Was Hillary Clinton not merely a mediocre secretary of state but something much worse?

Although Mrs. Clinton has spent the last few days huffing and puffing about the fate, likely unthinkable, of the more than 200 Nigerian girls kidnapped by Boko Haram, an Al Qaeda-linked Islamic terrorist organization, Mrs. Clinton didn’t do anything about Boko Haram when she had a chance.

While Secretary Clinton, who made empowering women and girls a chief goal of her tenure, repeatedly was begged to designate Boko Haram a terrorist organization, thus allowing the U.S. to take certain actions against the group, she reportedly fought hard not to do so.

In a scoop everybody is talking about this morning, Josh Rogin of the Daily Beast reports that under Clinton the State Department strenuously resisted calls to put Boko Haram on its official list of foreign terrorist organizations for two years.

“The one thing [Clinton] could have done, the one tool she had at her disposal, she didn’t use. And nobody can say she wasn’t urged to do it. It’s gross hypocrisy,” a former senior U.S. official who was involved in the debate told the Daily Beast.

The Justice Department, the CIA, the FBI, and Gen. Carter Ham, the chief of U.S. Africa Command, urged the designation (which Secretary of State John Kerry has since made). Ham contended that Boko Haram provided a “safe haven” for al-Qaeda and was believed to be sharing explosives and money with al-Qaeda. In 2013, Clinton’s State Department, according to Rogin, lobbied against a bill by eight Republican senators to designate Boko Haram a terrorist organization.

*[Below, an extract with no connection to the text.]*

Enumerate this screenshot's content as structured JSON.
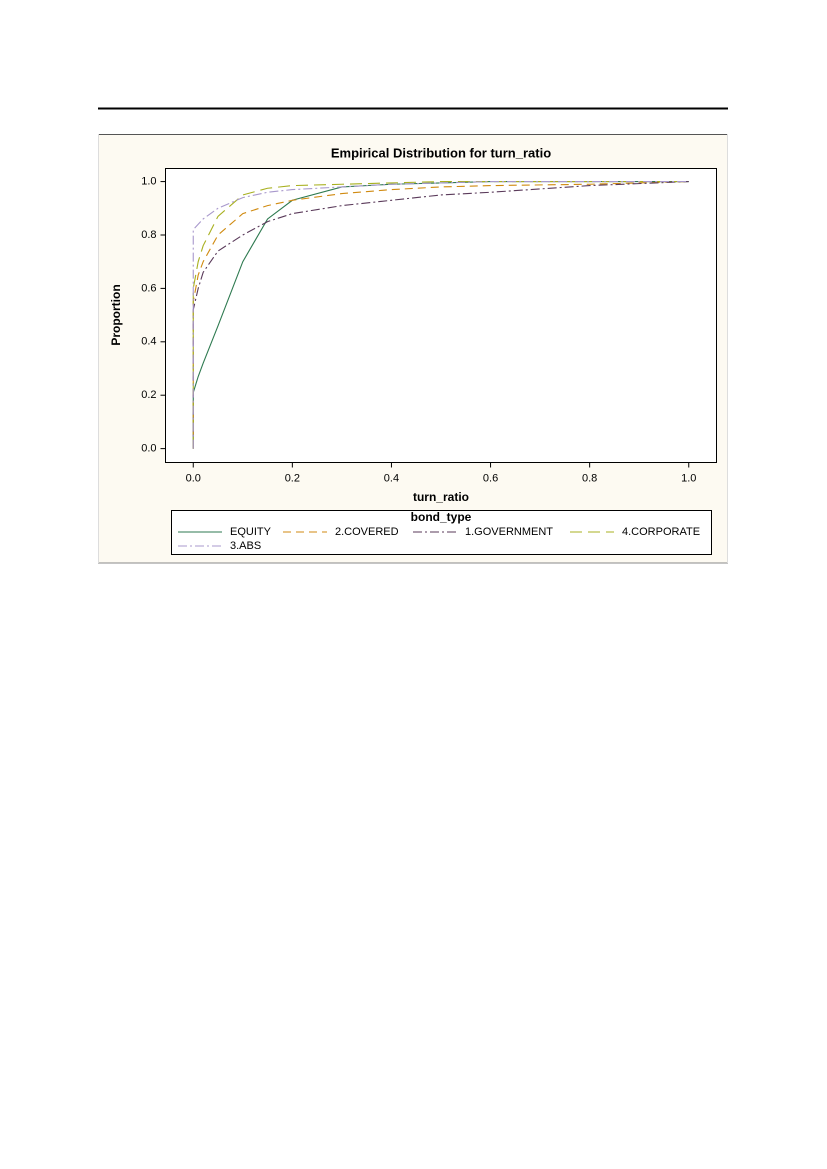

A terrorist designation would not have solved all the problems, but at the very least U.S. officials dispatched to Nigeria to help try to rescue the girls would have known much more about the situation. Clinton, too, should have known the value of such a designation.

If Clinton could not have predicted these specific kidnappings, she certainly knew something of this sort was inevitable and that Boko Haram puts women at risk. Boko Haram bombs Christian churches, seeks to establish sharia law, and opposes education, which it regards as a holdover from British rule. 

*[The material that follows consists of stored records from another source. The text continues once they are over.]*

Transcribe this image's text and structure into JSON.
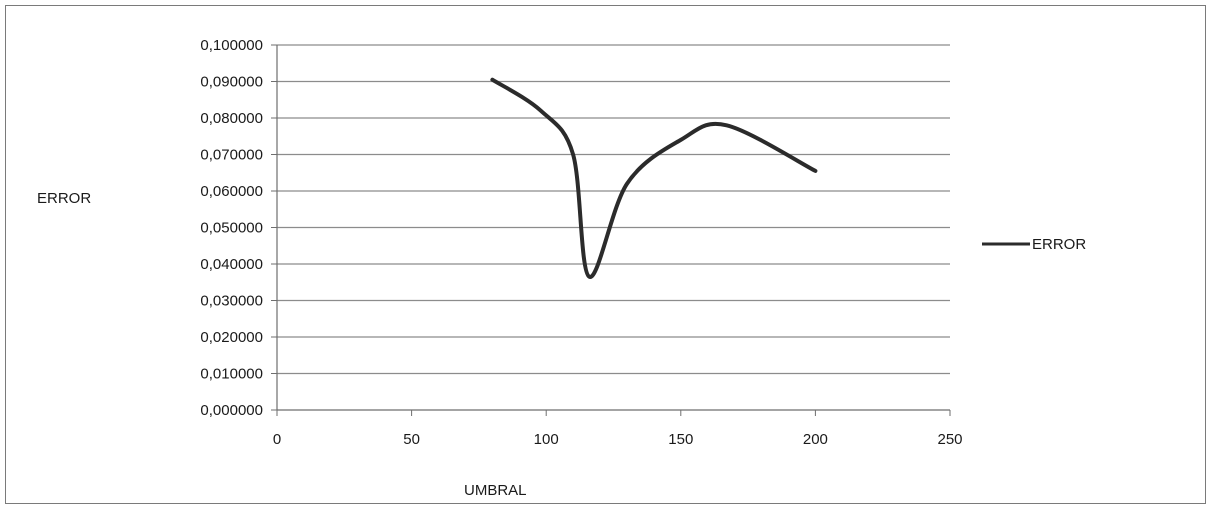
{
  "chart_data": {
    "type": "line",
    "title": "",
    "xlabel": "UMBRAL",
    "ylabel": "ERROR",
    "xlim": [
      0,
      250
    ],
    "ylim": [
      0,
      0.1
    ],
    "x_ticks": [
      0,
      50,
      100,
      150,
      200,
      250
    ],
    "x_tick_labels": [
      "0",
      "50",
      "100",
      "150",
      "200",
      "250"
    ],
    "y_ticks": [
      0,
      0.01,
      0.02,
      0.03,
      0.04,
      0.05,
      0.06,
      0.07,
      0.08,
      0.09,
      0.1
    ],
    "y_tick_labels": [
      "0,000000",
      "0,010000",
      "0,020000",
      "0,030000",
      "0,040000",
      "0,050000",
      "0,060000",
      "0,070000",
      "0,080000",
      "0,090000",
      "0,100000"
    ],
    "grid": "horizontal",
    "legend_position": "right",
    "series": [
      {
        "name": "ERROR",
        "color": "#2b2b2b",
        "x": [
          80,
          98,
          110,
          116,
          130,
          150,
          167,
          200
        ],
        "y": [
          0.0905,
          0.082,
          0.07,
          0.0365,
          0.062,
          0.074,
          0.078,
          0.0655
        ]
      }
    ]
  }
}
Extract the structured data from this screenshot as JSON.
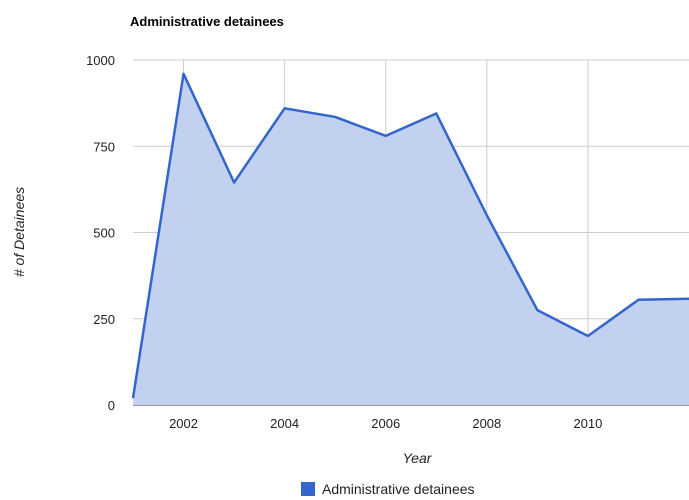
{
  "chart_data": {
    "type": "area",
    "title": "Administrative detainees",
    "xlabel": "Year",
    "ylabel": "# of Detainees",
    "x": [
      2001,
      2002,
      2003,
      2004,
      2005,
      2006,
      2007,
      2008,
      2009,
      2010,
      2011,
      2012
    ],
    "x_tick_labels": [
      "2002",
      "2004",
      "2006",
      "2008",
      "2010"
    ],
    "y_tick_labels": [
      "1000",
      "750",
      "500",
      "250",
      "0"
    ],
    "series": [
      {
        "name": "Administrative detainees",
        "values": [
          20,
          960,
          645,
          860,
          835,
          780,
          845,
          550,
          275,
          200,
          305,
          308
        ]
      }
    ],
    "xlim": [
      2001,
      2012
    ],
    "ylim": [
      0,
      1000
    ],
    "grid": true,
    "legend": "bottom",
    "colors": {
      "line": "#3366cc",
      "fill": "#c2d1ef",
      "grid": "#cccccc"
    }
  }
}
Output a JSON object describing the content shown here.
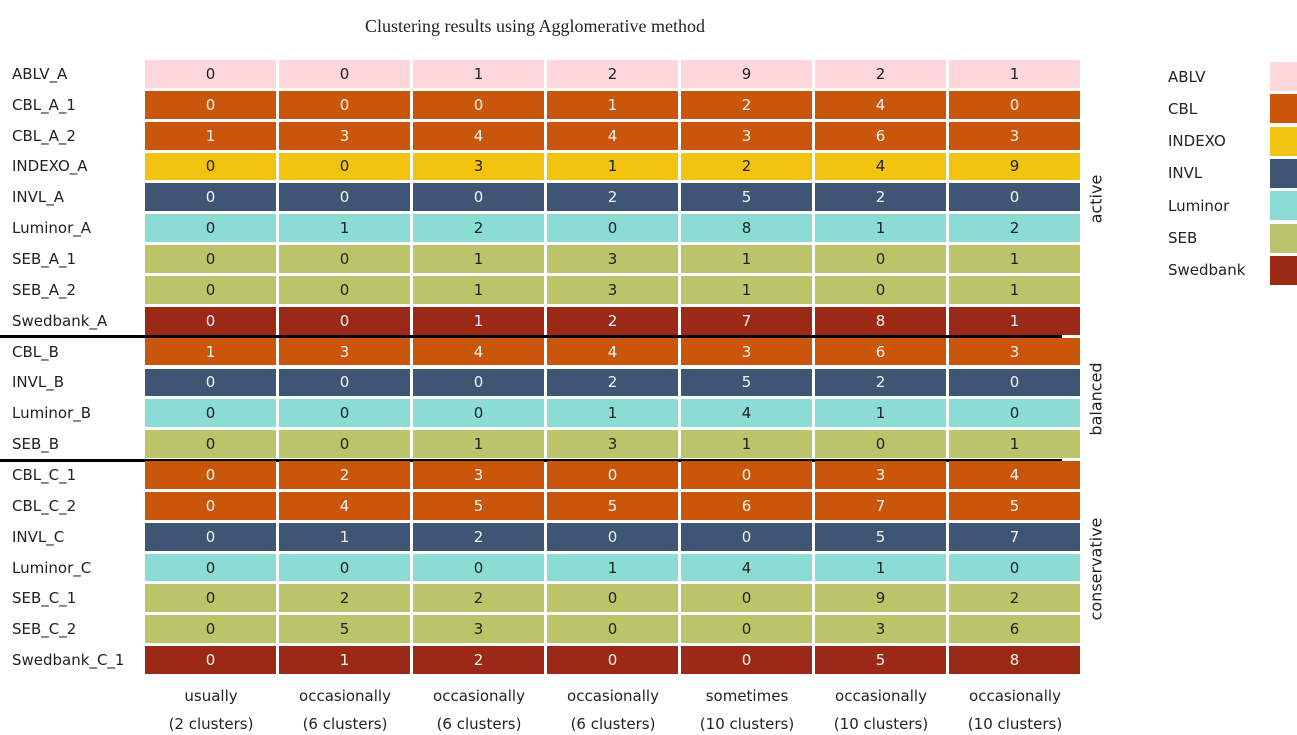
{
  "title": "Clustering results using Agglomerative method",
  "columns": [
    {
      "line1": "usually",
      "line2": "(2 clusters)"
    },
    {
      "line1": "occasionally",
      "line2": "(6 clusters)"
    },
    {
      "line1": "occasionally",
      "line2": "(6 clusters)"
    },
    {
      "line1": "occasionally",
      "line2": "(6 clusters)"
    },
    {
      "line1": "sometimes",
      "line2": "(10 clusters)"
    },
    {
      "line1": "occasionally",
      "line2": "(10 clusters)"
    },
    {
      "line1": "occasionally",
      "line2": "(10 clusters)"
    }
  ],
  "groups": [
    {
      "name": "active",
      "rows": [
        {
          "label": "ABLV_A",
          "values": [
            0,
            0,
            1,
            2,
            9,
            2,
            1
          ]
        },
        {
          "label": "CBL_A_1",
          "values": [
            0,
            0,
            0,
            1,
            2,
            4,
            0
          ]
        },
        {
          "label": "CBL_A_2",
          "values": [
            1,
            3,
            4,
            4,
            3,
            6,
            3
          ]
        },
        {
          "label": "INDEXO_A",
          "values": [
            0,
            0,
            3,
            1,
            2,
            4,
            9
          ]
        },
        {
          "label": "INVL_A",
          "values": [
            0,
            0,
            0,
            2,
            5,
            2,
            0
          ]
        },
        {
          "label": "Luminor_A",
          "values": [
            0,
            1,
            2,
            0,
            8,
            1,
            2
          ]
        },
        {
          "label": "SEB_A_1",
          "values": [
            0,
            0,
            1,
            3,
            1,
            0,
            1
          ]
        },
        {
          "label": "SEB_A_2",
          "values": [
            0,
            0,
            1,
            3,
            1,
            0,
            1
          ]
        },
        {
          "label": "Swedbank_A",
          "values": [
            0,
            0,
            1,
            2,
            7,
            8,
            1
          ]
        }
      ]
    },
    {
      "name": "balanced",
      "rows": [
        {
          "label": "CBL_B",
          "values": [
            1,
            3,
            4,
            4,
            3,
            6,
            3
          ]
        },
        {
          "label": "INVL_B",
          "values": [
            0,
            0,
            0,
            2,
            5,
            2,
            0
          ]
        },
        {
          "label": "Luminor_B",
          "values": [
            0,
            0,
            0,
            1,
            4,
            1,
            0
          ]
        },
        {
          "label": "SEB_B",
          "values": [
            0,
            0,
            1,
            3,
            1,
            0,
            1
          ]
        }
      ]
    },
    {
      "name": "conservative",
      "rows": [
        {
          "label": "CBL_C_1",
          "values": [
            0,
            2,
            3,
            0,
            0,
            3,
            4
          ]
        },
        {
          "label": "CBL_C_2",
          "values": [
            0,
            4,
            5,
            5,
            6,
            7,
            5
          ]
        },
        {
          "label": "INVL_C",
          "values": [
            0,
            1,
            2,
            0,
            0,
            5,
            7
          ]
        },
        {
          "label": "Luminor_C",
          "values": [
            0,
            0,
            0,
            1,
            4,
            1,
            0
          ]
        },
        {
          "label": "SEB_C_1",
          "values": [
            0,
            2,
            2,
            0,
            0,
            9,
            2
          ]
        },
        {
          "label": "SEB_C_2",
          "values": [
            0,
            5,
            3,
            0,
            0,
            3,
            6
          ]
        },
        {
          "label": "Swedbank_C_1",
          "values": [
            0,
            1,
            2,
            0,
            0,
            5,
            8
          ]
        }
      ]
    }
  ],
  "legend": [
    {
      "name": "ABLV",
      "color": "#fdd7db"
    },
    {
      "name": "CBL",
      "color": "#c9560a"
    },
    {
      "name": "INDEXO",
      "color": "#f2c30f"
    },
    {
      "name": "INVL",
      "color": "#3e5673"
    },
    {
      "name": "Luminor",
      "color": "#8bdcd5"
    },
    {
      "name": "SEB",
      "color": "#bcc46a"
    },
    {
      "name": "Swedbank",
      "color": "#9b2916"
    }
  ]
}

The impetus of the recent kidnappings: these young women were committing the sin of going to school. So a secretary of state who sees her tenure not in terms of traditional foreign policy but as western feminism writ large should have moved heaven and earth to protect Nigerian girls who simply wanted to go to school.  

Hillary, as might be expected, has voiced no regret. Instead she is saying things like this: "Nigeria has made bad choices, not hard choices" Clinton said in assigning blame for the kidnappings. Hard Choices is the name of Mrs. Clinton’s forthcoming book. It takes a special kind of woman to flog her book on the backs of Nigerian school girls in mortal peril. (It takes the kind of woman who can mislead the families of four dead Americans standing a few feet from their coffins.)

Apparently, Mrs. Clinton’s shamelessness knows no bounds. Speaking at a philanthropic event, she continued, “They [the Nigerian government] have squandered their oil wealth, they have allowed corruption to fester and now they are losing control of parts of their territory because they wouldn't make hard choices." Sorta makes me think of Hard Choices, by Hillary Clinton, due out June 10 from Simon & Schuster. $22.14 at Amazon.

Meanwhile, in Nigeria—unlike in Bengazi, despite the tales Secretary Clinton told–there really is a video that is significant. It appears to have been released by the terrorists, Abubakar Shekau, the leader of Boko Haram, rambles on for more than an hour. In the CNN transcript, Shekau says, "There is a market for selling humans. Allah says I should sell. He commands me to sell. I will sell women. I sell women.”

Rogin doesn’t report on why Mrs. Clinton resisted designating Boko Haram a terrorist organization, but I can’t help thinking that doing so would have been a relatively easy choice. Whatever happens to the abducted girls, it is quite likely that Boko Haram has succeeded in setting back the cause of women’s education in Islamic countries, and that Nigerian girls in particular might think had before choosing to go to school. So much for Mrs. Clinton’s empowering women and girls globally.

Back home, Mrs. Clinton’s style of empowering women appears to be more along the lines of being a star at Tina Brown’s Women in the World conference. Now, that’s hard. As far as policies go, she as president would likely preside over the same big government policies that have snuffed out job creation and kept women from becoming truly independent. But that’s another easy choice: tell women they are all victims in the economy and that big government will be their savior, nevermind if such policies actual backfire on them. 

Hillary talks incessantly about helping girls and women. What she means is that she's counting on women to help her. She may toss a few taxpayer dollars at program's advanced under the guise of women's advancement, but in reality, she’s not going to do much more for them.

Just ask the parents of the abducted school girls of Nigeria.